Thorne is quick to point out that there is a fourth member of the recruiting class, Brandon McKinney, who likely will redshirt this season but is looming on the horizon.
“He’s a talented player, got a big game on both sides, big serve, he’s got a lot of tools to work with,” said Thorne. “He’s improved a lot getting to play with these guys every day. Right now we’re looking at redshirting him. He will hopefully start really strong in the fall.”
Being around the team and being willing to listen and learn has been beneficial for all four freshmen. Team captain Carlos Divar has been especially active in the youngsters’ development. Divar has been recovering from a second hip surgery — he returned to action going 2-0 in doubles at MLK teaming with fellow senior Chris Yun and hopes to be back playing singles soon — has taken the youngsters under his wing.

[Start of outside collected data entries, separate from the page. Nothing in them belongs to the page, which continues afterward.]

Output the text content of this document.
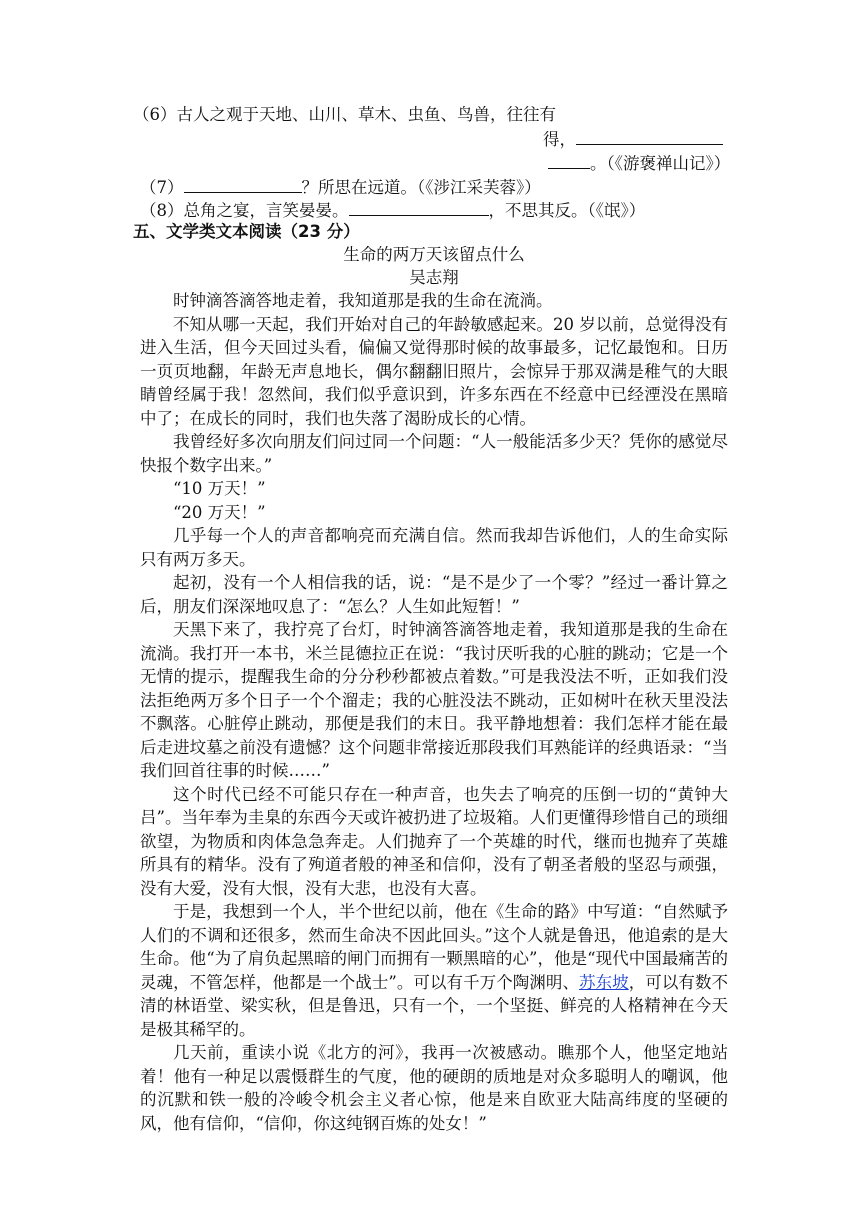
（6）古人之观于天地、山川、草木、虫鱼、鸟兽，往往有
得，
。（《游褒禅山记》）
（7）	？所思在远道。（《涉江采芙蓉》）
（8）总角之宴，言笑晏晏。	，不思其反。（《氓》）
五、文学类文本阅读（23 分）
生命的两万天该留点什么
吴志翔
时钟滴答滴答地走着，我知道那是我的生命在流淌。
不知从哪一天起，我们开始对自己的年龄敏感起来。20 岁以前，总觉得没有进入生活，但今天回过头看，偏偏又觉得那时候的故事最多，记忆最饱和。日历一页页地翻，年龄无声息地长，偶尔翻翻旧照片，会惊异于那双满是稚气的大眼睛曾经属于我！忽然间，我们似乎意识到，许多东西在不经意中已经湮没在黑暗中了；在成长的同时，我们也失落了渴盼成长的心情。
我曾经好多次向朋友们问过同一个问题：“人一般能活多少天？凭你的感觉尽快报个数字出来。”
“10 万天！”
“20 万天！”
几乎每一个人的声音都响亮而充满自信。然而我却告诉他们，人的生命实际只有两万多天。
起初，没有一个人相信我的话，说：“是不是少了一个零？”经过一番计算之后，朋友们深深地叹息了：“怎么？人生如此短暂！”
天黑下来了，我拧亮了台灯，时钟滴答滴答地走着，我知道那是我的生命在流淌。我打开一本书，米兰昆德拉正在说：“我讨厌听我的心脏的跳动；它是一个无情的提示，提醒我生命的分分秒秒都被点着数。”可是我没法不听，正如我们没法拒绝两万多个日子一个个溜走；我的心脏没法不跳动，正如树叶在秋天里没法不飘落。心脏停止跳动，那便是我们的末日。我平静地想着：我们怎样才能在最后走进坟墓之前没有遗憾？这个问题非常接近那段我们耳熟能详的经典语录：“当我们回首往事的时候……”
这个时代已经不可能只存在一种声音，也失去了响亮的压倒一切的“黄钟大吕”。当年奉为圭臬的东西今天或许被扔进了垃圾箱。人们更懂得珍惜自己的琐细欲望，为物质和肉体急急奔走。人们抛弃了一个英雄的时代，继而也抛弃了英雄所具有的精华。没有了殉道者般的神圣和信仰，没有了朝圣者般的坚忍与顽强，没有大爱，没有大恨，没有大悲，也没有大喜。
于是，我想到一个人，半个世纪以前，他在《生命的路》中写道：“自然赋予人们的不调和还很多，然而生命决不因此回头。”这个人就是鲁迅，他追索的是大生命。他“为了肩负起黑暗的闸门而拥有一颗黑暗的心”，他是“现代中国最痛苦的灵魂，不管怎样，他都是一个战士”。可以有千万个陶渊明、苏东坡，可以有数不清的林语堂、梁实秋，但是鲁迅，只有一个，一个坚挺、鲜亮的人格精神在今天是极其稀罕的。
几天前，重读小说《北方的河》，我再一次被感动。瞧那个人，他坚定地站着！他有一种足以震慑群生的气度，他的硬朗的质地是对众多聪明人的嘲讽，他的沉默和铁一般的冷峻令机会主义者心惊，他是来自欧亚大陆高纬度的坚硬的风，他有信仰，“信仰，你这纯钢百炼的处女！”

“The reason why I’m involved with the freshmen and I try to help them is because I see them work every day and their work ethic is perfect,” said Divar. “They love tennis so much. They spend so many hours on the tennis court. That just makes me want to help them because they deserve any type of help that I can provide them. It’s so much fun how they are so hungry, how they want to practice and play and win and get better and improve. They’re always wide open for what I have to say. They are awesome players but they might need the experience that I have gained in college, since I am a senior. It’s so much fun working right next to them and trying to help them with whatever I can.”

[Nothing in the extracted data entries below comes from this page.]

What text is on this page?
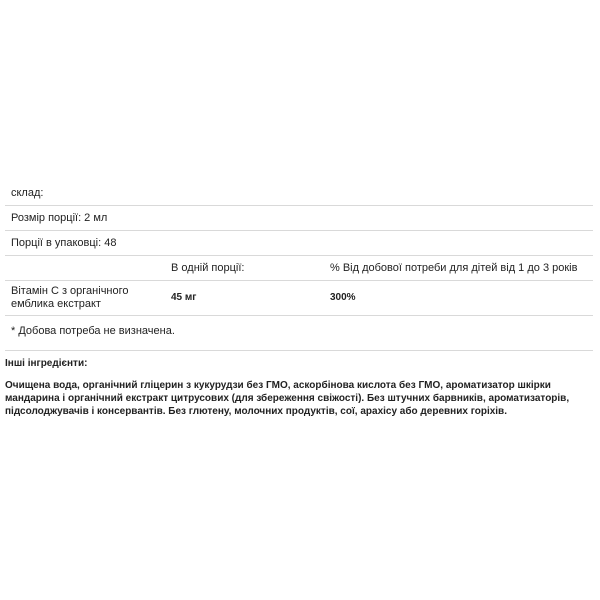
склад:
Розмір порції: 2 мл
Порції в упаковці: 48
В одній порції:	% Від добової потреби для дітей від 1 до 3 років
Вітамін C з органічного емблика екстракт
45 мг	300%
* Добова потреба не визначена.
Інші інгредієнти:
Очищена вода, органічний гліцерин з кукурудзи без ГМО, аскорбінова кислота без ГМО, ароматизатор шкірки мандарина і органічний екстракт цитрусових (для збереження свіжості). Без штучних барвників, ароматизаторів, підсолоджувачів і консервантів. Без глютену, молочних продуктів, сої, арахісу або деревних горіхів.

“I think they have huge potential,” he added. “They might not even be aware of how good they can be at tennis. It’s very impressive how the coaches got such a good recruiting class. Four freshmen coming in, they’re all really good at tennis but at the same time they are very humble, they work very hard. I like everything about them, as a player and as a person.”
Thorne always had a good feeling about the entire quartet.

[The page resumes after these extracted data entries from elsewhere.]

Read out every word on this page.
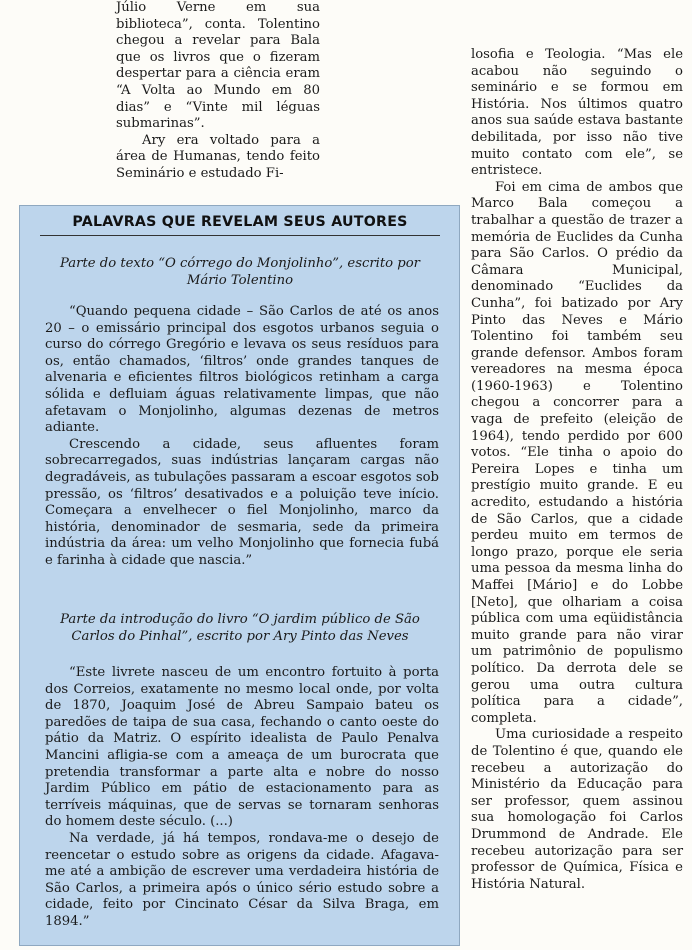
Júlio Verne em sua biblioteca”, conta. Tolentino chegou a revelar para Bala que os livros que o fizeram despertar para a ciência eram “A Volta ao Mundo em 80 dias” e “Vinte mil léguas submarinas”.

Ary era voltado para a área de Humanas, tendo feito Seminário e estudado Fi-

PALAVRAS QUE REVELAM SEUS AUTORES
Parte do texto “O córrego do Monjolinho”, escrito por Mário Tolentino

“Quando pequena cidade – São Carlos de até os anos 20 – o emissário principal dos esgotos urbanos seguia o curso do córrego Gregório e levava os seus resíduos para os, então chamados, ‘filtros’ onde grandes tanques de alvenaria e eficientes filtros biológicos retinham a carga sólida e defluiam águas relativamente limpas, que não afetavam o Monjolinho, algumas dezenas de metros adiante.

Crescendo a cidade, seus afluentes foram sobrecarregados, suas indústrias lançaram cargas não degradáveis, as tubulações passaram a escoar esgotos sob pressão, os ‘filtros’ desativados e a poluição teve início. Começara a envelhecer o fiel Monjolinho, marco da história, denominador de sesmaria, sede da primeira indústria da área: um velho Monjolinho que fornecia fubá e farinha à cidade que nascia.”

Parte da introdução do livro “O jardim público de São Carlos do Pinhal”, escrito por Ary Pinto das Neves

“Este livrete nasceu de um encontro fortuito à porta dos Correios, exatamente no mesmo local onde, por volta de 1870, Joaquim José de Abreu Sampaio bateu os paredões de taipa de sua casa, fechando o canto oeste do pátio da Matriz. O espírito idealista de Paulo Penalva Mancini afligia-se com a ameaça de um burocrata que pretendia transformar a parte alta e nobre do nosso Jardim Público em pátio de estacionamento para as terríveis máquinas, que de servas se tornaram senhoras do homem deste século. (...)

Na verdade, já há tempos, rondava-me o desejo de reencetar o estudo sobre as origens da cidade. Afagava-me até a ambição de escrever uma verdadeira história de São Carlos, a primeira após o único sério estudo sobre a cidade, feito por Cincinato César da Silva Braga, em 1894.”

losofia e Teologia. “Mas ele acabou não seguindo o seminário e se formou em História. Nos últimos quatro anos sua saúde estava bastante debilitada, por isso não tive muito contato com ele”, se entristece.

Foi em cima de ambos que Marco Bala começou a trabalhar a questão de trazer a memória de Euclides da Cunha para São Carlos. O prédio da Câmara Municipal, denominado “Euclides da Cunha”, foi batizado por Ary Pinto das Neves e Mário Tolentino foi também seu grande defensor. Ambos foram vereadores na mesma época (1960-1963) e Tolentino chegou a concorrer para a vaga de prefeito (eleição de 1964), tendo perdido por 600 votos. “Ele tinha o apoio do Pereira Lopes e tinha um prestígio muito grande. E eu acredito, estudando a história de São Carlos, que a cidade perdeu muito em termos de longo prazo, porque ele seria uma pessoa da mesma linha do Maffei [Mário] e do Lobbe [Neto], que olhariam a coisa pública com uma eqüidistância muito grande para não virar um patrimônio de populismo político. Da derrota dele se gerou uma outra cultura política para a cidade”, completa.

Uma curiosidade a respeito de Tolentino é que, quando ele recebeu a autorização do Ministério da Educação para ser professor, quem assinou sua homologação foi Carlos Drummond de Andrade. Ele recebeu autorização para ser professor de Química, Física e História Natural.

“When we were recruiting them, honestly, we thought they were really, really good Georgia Tech fits,” he said. “There are some people in juniors, you look at them and you’re like, ‘Is this going to translate or not?’ We knew their games translated. But then it’s mentally just settling in and being able to feel like you belong there and that type of thing. They’ve done a great job with that.”
“It’s not just on the court,” he added. “They did a great job their first semester of school, which is tough at Georgia Tech. Off the court, in the classroom and we’ve done some community things that they were more than happy to help out with. Credit to their parents. Their parents have done a great job.”
Things get real on Saturday. Thorne is excited to see how the team responds.
“We’re getting better every day and I know that’s always been a goal but I really feel that,” he said. “Every practice, every match — whether we win the match or lose — I feel like we’re getting better. So you’re building on something and that’s always what you want as a coach.”